Introduction
In December 2019, an outbreak of a coronavirus disease 2019 (COVID-19) caused by the severe acute respiratory syndrome coronavirus 2 (SARS-CoV-2) first emerged in Wuhan, China [1,2]. The World Health Organization declared a global pandemic on March 12, 2020, [3]. Since the first case was reported, COVID-19 has led to a significant increase in morbidity and mortality worldwide. The researchers are conducting several pharmacological studies against COVID-19 [4]. Among these research drugs, hydroxychloroquine (HQ), an antimalarial and anti-rheumatic drug, received wide attention at first. However, recently, its usage has remained in the background due to its side effect profile. We included the HQ in the study to prove that favipiravir’s arrhythmogenic effects were not inferior to HQ. Gautret et al. showed a significant reduction of the nasopharyngeal viral carriage in patients taking HQ [5]. Also, HQ inhibited SARS-CoV-2 activity in vitro [6]. The point to be considered is the relationship between QT prolongation with HQ [7]. Excessive prolongation of the QT interval may trigger Torsade de Pointes (TdP). TdP is a form of polymorphic ventricular tachycardia that can transform into ventricular fibrillation [8]. Furthermore, HQ directly contributes to myocardial suppression [9].
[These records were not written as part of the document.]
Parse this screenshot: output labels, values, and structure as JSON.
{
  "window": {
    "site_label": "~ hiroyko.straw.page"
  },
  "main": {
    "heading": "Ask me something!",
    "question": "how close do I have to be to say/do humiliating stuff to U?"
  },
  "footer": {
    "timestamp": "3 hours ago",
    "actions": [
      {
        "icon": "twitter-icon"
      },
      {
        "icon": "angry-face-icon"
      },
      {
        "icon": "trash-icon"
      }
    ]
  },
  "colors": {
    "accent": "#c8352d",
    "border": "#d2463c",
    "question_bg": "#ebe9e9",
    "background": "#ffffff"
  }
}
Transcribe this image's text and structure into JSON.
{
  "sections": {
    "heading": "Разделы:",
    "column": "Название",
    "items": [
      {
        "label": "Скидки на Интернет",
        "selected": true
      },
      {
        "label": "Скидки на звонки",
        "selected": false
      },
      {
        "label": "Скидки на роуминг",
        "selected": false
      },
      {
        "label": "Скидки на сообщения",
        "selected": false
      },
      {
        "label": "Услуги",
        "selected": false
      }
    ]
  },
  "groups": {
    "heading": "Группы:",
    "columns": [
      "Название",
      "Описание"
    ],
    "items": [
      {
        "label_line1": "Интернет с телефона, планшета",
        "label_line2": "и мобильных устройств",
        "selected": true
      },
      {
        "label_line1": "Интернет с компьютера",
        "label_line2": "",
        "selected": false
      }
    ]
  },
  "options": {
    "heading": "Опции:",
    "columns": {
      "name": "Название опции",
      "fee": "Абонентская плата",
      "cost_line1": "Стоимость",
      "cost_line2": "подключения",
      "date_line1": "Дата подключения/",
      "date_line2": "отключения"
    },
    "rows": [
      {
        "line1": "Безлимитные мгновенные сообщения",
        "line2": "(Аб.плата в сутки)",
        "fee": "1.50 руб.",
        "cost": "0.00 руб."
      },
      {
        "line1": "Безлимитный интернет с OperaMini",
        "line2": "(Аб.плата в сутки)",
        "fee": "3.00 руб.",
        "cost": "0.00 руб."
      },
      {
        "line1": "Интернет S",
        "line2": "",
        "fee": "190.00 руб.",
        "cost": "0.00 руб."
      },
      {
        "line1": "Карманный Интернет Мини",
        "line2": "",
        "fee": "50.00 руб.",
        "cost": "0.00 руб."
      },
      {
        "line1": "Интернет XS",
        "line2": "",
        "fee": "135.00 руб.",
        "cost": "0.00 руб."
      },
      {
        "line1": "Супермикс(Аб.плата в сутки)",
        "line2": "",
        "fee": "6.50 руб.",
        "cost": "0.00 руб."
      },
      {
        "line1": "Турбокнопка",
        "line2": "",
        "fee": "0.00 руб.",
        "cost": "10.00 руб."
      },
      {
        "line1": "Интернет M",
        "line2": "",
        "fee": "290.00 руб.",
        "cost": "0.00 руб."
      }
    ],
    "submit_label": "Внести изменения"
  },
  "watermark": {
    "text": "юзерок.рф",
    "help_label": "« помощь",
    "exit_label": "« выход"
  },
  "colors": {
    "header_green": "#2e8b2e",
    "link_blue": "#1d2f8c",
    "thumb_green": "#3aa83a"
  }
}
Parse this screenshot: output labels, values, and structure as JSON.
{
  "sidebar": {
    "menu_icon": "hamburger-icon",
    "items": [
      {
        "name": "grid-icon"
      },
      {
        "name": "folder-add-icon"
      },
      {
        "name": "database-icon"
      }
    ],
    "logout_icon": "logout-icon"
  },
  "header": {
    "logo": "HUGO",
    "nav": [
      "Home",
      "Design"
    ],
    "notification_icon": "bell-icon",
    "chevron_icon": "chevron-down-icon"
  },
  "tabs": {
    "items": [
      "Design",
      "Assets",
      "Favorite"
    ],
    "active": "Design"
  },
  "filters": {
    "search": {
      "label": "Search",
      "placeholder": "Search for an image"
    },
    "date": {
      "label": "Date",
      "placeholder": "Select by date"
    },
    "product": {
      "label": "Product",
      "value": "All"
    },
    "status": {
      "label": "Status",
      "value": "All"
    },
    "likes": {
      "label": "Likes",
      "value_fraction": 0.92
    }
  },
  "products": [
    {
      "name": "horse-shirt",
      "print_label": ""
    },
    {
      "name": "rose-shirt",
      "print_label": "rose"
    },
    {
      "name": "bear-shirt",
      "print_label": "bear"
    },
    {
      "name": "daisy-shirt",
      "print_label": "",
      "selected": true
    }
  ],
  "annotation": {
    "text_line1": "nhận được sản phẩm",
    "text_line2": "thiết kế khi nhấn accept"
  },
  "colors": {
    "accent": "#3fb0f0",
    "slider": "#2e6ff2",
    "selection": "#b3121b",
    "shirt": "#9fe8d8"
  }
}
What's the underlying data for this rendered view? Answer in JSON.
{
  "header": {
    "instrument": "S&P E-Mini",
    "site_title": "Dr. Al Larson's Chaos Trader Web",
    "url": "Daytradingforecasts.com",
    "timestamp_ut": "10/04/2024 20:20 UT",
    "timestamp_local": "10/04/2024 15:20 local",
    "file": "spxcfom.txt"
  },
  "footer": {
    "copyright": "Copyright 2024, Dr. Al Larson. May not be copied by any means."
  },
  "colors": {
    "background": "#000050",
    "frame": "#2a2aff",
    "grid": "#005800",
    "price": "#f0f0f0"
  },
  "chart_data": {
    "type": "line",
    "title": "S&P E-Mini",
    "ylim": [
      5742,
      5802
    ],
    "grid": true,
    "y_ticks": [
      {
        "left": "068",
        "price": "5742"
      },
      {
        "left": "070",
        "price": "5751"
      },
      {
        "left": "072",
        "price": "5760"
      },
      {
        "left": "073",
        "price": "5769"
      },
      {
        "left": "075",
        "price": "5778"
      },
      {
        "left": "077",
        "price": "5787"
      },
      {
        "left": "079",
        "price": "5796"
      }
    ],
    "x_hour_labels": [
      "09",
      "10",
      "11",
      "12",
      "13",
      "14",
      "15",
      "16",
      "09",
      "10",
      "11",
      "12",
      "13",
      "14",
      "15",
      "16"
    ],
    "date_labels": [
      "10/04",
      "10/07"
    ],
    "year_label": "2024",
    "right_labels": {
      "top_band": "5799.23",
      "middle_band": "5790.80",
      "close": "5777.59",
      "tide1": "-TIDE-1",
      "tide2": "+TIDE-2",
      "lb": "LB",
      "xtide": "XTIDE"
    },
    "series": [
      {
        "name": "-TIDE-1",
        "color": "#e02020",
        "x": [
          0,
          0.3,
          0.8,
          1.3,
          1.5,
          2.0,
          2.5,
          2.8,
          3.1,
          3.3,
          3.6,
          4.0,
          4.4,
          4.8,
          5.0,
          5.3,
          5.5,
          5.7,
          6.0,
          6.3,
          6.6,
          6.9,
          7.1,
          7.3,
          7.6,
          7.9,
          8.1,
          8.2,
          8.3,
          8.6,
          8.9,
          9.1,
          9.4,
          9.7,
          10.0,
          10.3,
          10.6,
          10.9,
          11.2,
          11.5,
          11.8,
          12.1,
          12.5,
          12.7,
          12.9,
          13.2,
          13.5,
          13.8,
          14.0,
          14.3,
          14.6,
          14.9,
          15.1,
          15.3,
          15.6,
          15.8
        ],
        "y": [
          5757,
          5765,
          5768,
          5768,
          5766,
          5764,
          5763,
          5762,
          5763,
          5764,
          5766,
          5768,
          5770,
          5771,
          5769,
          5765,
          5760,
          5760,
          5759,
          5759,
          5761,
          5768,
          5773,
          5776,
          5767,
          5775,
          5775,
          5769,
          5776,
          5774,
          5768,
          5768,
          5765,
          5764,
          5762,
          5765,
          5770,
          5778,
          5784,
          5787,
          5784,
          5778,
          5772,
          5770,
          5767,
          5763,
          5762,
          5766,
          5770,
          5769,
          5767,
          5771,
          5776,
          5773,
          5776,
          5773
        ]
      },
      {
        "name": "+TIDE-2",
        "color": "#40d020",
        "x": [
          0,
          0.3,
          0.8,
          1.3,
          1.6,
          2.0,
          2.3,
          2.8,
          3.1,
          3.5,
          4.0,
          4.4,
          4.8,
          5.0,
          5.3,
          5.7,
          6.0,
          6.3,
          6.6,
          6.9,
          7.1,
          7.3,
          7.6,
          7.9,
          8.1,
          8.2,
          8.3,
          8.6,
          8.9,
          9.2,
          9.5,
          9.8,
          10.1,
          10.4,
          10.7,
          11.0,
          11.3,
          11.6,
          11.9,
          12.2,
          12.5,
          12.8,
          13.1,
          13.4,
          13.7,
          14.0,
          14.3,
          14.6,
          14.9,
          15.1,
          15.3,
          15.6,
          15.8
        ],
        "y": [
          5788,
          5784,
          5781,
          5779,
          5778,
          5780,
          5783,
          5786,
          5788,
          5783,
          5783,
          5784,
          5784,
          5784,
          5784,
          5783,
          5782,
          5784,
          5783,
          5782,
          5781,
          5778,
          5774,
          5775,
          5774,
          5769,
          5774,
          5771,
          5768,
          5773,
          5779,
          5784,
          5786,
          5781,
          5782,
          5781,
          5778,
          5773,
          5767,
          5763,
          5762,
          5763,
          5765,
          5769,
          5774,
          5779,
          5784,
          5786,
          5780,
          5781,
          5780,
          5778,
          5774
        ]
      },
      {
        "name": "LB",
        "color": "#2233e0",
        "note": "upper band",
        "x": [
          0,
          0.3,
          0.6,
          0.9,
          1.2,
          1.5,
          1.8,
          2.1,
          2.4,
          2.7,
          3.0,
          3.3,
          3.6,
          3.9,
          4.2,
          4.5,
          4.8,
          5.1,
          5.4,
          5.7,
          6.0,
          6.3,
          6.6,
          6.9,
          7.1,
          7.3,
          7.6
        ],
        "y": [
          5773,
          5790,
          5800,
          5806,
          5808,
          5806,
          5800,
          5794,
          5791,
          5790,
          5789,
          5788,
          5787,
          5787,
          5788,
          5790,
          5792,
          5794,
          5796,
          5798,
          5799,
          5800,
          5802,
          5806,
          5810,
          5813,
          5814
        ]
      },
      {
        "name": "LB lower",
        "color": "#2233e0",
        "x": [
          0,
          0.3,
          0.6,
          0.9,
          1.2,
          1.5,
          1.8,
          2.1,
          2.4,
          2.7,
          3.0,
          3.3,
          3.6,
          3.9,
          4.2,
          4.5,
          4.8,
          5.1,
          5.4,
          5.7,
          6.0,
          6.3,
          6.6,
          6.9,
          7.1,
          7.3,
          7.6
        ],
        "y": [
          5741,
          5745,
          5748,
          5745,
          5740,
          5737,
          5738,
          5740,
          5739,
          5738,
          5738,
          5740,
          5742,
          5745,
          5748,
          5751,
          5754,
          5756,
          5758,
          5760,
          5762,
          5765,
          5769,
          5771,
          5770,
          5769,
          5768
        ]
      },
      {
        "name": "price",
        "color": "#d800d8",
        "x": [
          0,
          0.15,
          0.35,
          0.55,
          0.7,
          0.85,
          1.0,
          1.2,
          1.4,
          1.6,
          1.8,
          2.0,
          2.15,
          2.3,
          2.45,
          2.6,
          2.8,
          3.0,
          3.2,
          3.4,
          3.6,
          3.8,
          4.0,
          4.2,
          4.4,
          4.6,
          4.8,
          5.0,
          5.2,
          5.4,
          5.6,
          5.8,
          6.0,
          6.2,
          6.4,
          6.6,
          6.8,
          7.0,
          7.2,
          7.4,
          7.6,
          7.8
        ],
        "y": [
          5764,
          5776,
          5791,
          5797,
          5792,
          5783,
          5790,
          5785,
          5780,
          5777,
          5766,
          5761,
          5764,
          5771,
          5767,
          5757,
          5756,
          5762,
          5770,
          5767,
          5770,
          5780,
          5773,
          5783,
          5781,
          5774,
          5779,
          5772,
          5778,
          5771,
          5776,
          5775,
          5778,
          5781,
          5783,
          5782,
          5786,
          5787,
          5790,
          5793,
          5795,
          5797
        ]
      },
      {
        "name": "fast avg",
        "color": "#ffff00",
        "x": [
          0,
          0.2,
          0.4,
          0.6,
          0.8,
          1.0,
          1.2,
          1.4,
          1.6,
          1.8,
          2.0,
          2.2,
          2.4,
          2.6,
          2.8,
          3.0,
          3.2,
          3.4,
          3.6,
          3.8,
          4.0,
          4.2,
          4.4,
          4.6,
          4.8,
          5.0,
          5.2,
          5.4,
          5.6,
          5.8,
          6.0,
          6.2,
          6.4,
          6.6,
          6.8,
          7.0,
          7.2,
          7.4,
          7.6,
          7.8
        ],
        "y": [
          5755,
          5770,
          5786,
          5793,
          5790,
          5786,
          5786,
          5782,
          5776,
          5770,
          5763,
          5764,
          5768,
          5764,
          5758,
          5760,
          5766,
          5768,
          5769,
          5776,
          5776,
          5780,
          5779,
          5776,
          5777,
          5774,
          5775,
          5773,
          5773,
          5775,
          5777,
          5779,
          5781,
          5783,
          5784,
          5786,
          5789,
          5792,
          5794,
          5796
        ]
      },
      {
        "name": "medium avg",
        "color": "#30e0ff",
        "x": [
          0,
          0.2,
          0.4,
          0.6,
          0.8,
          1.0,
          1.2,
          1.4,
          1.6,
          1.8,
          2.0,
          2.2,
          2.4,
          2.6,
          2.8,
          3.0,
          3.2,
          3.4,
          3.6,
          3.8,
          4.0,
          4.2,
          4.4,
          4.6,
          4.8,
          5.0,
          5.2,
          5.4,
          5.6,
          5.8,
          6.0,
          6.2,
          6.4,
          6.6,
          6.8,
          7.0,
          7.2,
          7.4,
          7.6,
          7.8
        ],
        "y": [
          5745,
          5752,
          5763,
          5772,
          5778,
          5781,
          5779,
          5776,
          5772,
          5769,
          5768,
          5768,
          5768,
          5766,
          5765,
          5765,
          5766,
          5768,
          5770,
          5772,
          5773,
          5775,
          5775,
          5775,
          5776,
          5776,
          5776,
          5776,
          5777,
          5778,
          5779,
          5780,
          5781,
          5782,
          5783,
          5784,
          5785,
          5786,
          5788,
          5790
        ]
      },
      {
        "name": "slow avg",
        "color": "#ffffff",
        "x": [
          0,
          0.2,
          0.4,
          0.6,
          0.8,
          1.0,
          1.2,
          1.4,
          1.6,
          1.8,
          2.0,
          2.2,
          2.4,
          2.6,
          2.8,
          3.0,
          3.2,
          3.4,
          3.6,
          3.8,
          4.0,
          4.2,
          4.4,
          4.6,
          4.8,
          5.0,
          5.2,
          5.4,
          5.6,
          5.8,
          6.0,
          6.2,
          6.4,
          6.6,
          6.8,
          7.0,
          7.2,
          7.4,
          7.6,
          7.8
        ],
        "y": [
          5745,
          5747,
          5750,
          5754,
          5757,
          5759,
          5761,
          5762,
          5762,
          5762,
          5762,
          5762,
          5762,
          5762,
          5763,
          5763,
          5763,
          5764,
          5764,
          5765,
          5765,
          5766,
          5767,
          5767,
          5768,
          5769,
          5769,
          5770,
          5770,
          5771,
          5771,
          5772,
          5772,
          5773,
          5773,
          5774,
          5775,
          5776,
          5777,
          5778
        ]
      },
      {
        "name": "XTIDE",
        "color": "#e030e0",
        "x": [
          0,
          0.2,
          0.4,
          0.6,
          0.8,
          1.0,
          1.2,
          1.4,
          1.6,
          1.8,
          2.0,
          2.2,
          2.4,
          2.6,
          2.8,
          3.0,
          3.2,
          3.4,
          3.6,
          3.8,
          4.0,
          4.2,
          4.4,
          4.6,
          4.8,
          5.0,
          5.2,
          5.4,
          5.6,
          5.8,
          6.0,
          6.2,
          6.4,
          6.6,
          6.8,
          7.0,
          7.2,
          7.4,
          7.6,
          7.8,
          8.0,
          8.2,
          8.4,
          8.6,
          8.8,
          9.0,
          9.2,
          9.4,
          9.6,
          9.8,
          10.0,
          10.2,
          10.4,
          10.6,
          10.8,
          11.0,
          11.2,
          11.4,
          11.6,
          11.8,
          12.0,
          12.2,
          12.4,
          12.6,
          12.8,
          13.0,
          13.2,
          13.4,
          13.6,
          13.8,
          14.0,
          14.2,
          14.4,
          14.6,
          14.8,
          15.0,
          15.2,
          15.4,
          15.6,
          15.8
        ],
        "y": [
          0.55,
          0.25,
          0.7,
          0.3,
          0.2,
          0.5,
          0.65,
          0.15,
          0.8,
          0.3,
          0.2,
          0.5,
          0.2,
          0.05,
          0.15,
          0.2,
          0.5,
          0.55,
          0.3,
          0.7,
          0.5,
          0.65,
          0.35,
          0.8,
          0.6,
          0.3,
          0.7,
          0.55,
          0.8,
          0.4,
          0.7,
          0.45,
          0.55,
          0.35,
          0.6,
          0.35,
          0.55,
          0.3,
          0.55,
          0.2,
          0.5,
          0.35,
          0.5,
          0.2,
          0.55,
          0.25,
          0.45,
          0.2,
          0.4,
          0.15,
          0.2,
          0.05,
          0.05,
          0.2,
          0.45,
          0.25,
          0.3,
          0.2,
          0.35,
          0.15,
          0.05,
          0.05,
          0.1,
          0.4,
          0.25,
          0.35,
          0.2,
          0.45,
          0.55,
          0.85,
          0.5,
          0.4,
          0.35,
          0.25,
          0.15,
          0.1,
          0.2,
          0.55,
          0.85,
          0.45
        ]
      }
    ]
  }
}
Favipiravir is a currently available drug being researched for COVID-19 treatment [10]. Essentially, favipiravir was approved for drug-resistant influenza treatment in 2014 in Japan [11]. It blocks viral replication by inhibiting the viral RNA-dependent RNA polymerase [12]. Therefore, favipiravir may also exert antiviral activity on SARS-CoV-2, an RNA virus. Recent studies have redesigned favipiravir to use in COVİD-19 treatment. In a recent in vitro study, Wang and colleagues found that favipiravir reduced viral replication [13]. A recent study demonstrated that favipiravir was associated with a shorter time to viral clearance and a higher recovery rate on chest scanning [14]. Chen et al. reported that favipiravir had a faster recovery period than umifenovir in COVID-19 patients [15]. Studies have reported that favipiravir is well tolerated and has a good safety profile [16,17]. Diarrhea, hyperuricemia, and elevated liver enzymes were the most frequent adverse effects reported in clinical trials [14,18]. Besides, Ghasemiyeh et al. revealed that favipiravir was infrequently associated with drug-induced psychotic symptoms [16]. Contrary to studies reporting that favipiravir has a well-established safety profile, we observed frequent conduction disorders in our patients. This study investigates the arrhythmogenic adverse effects of favipiravir in COVID-19 patients by comparing it with HQ, the best-known culprit in this regard.